For residents of New York: Any person who knowingly and with intent to defraud any insurance company or other person files an
application for insurance or statement of claim containing any materially false information, or conceals for the purpose of misleading,
information concerning any fact material thereto, commits a fraudulent insurance act, which is a crime, and shall also be subject to a
civil penalty not to exceed five thousand dollars and the stated value of the claim for each such violation.
For residents of Oregon: Any person who knowingly and with intent to defraud any insurance company or other person files an
application for insurance or statement of claim containing any materially false information or conceals for the purpose of misleading,
information concerning any fact material thereto that the insurer relied upon is subject to a denial and/or reduction in insurance benefits
and may be subject to any civil penalties available.
For residents of Pennsylvania: Any person who knowingly and with intent to defraud any insurance company or other person
files an application for insurance or statement of claim containing any materially false information or conceals for the purpose
of misleading, information concerning any fact material hereto commits a fraudulent insurance act, which is a crime and subjects
such person to criminal and civil penalties.
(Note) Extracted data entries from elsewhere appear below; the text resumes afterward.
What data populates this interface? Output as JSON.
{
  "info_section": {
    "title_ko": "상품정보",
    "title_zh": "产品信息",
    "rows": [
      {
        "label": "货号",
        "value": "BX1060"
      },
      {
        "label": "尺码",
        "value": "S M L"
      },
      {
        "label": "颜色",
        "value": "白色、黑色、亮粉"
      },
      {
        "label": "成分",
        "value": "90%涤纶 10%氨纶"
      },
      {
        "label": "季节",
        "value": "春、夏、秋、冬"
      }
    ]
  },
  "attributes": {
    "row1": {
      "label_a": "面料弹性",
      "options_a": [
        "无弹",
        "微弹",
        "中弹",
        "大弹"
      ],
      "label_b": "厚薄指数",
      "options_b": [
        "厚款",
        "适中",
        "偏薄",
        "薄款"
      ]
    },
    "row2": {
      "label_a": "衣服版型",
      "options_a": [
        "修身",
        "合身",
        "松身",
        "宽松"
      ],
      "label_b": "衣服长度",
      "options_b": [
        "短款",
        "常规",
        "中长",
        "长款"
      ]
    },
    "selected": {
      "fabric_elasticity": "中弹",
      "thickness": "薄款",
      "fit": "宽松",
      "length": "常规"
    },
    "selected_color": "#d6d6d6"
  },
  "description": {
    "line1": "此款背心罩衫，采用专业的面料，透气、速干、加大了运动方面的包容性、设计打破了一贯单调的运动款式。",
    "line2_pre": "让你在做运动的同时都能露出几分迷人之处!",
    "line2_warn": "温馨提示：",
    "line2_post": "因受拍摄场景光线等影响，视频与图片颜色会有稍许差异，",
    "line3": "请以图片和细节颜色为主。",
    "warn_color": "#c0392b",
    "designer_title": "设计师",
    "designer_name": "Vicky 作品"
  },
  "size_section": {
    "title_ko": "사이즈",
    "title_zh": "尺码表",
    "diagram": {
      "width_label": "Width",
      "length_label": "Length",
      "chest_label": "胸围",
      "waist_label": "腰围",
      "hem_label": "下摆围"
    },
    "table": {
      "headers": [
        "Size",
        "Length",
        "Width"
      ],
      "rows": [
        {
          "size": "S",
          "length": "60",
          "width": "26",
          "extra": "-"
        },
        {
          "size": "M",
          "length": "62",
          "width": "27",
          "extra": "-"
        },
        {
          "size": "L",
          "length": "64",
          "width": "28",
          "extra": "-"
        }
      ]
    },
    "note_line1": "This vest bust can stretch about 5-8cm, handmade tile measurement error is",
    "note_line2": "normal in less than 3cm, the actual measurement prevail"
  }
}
For residents of Puerto Rico: Any person who knowingly and with the intention of defrauding presents false information in an
insurance application, or presents, helps, or causes the presentation of a fraudulent claim for the payment of a loss or any other
benefit, or presents more than one claim for the same damage or loss, shall incur a felony and, upon conviction, shall be
sanctioned for each violation by a fine of not less than five thousand dollars ($5,000) and not more than ten thousand dollars
($10,000), or a fixed term of imprisonment for three (3) years, or both penalties. Should aggravating circumstances be present,
the penalty thus established may be increased to a maximum of five (5) years, if extenuating circumstances are present, it may
be reduced to a minimum of two (2) years.
For residents of Virginia: Any person who, with the intent to defraud or knowing that he is facilitating a fraud against an insurer,
submits an application or files a claim containing a false or deceptive statement may have violated the state law.
The statements contained in this form are true and complete to the best of my knowledge and belief.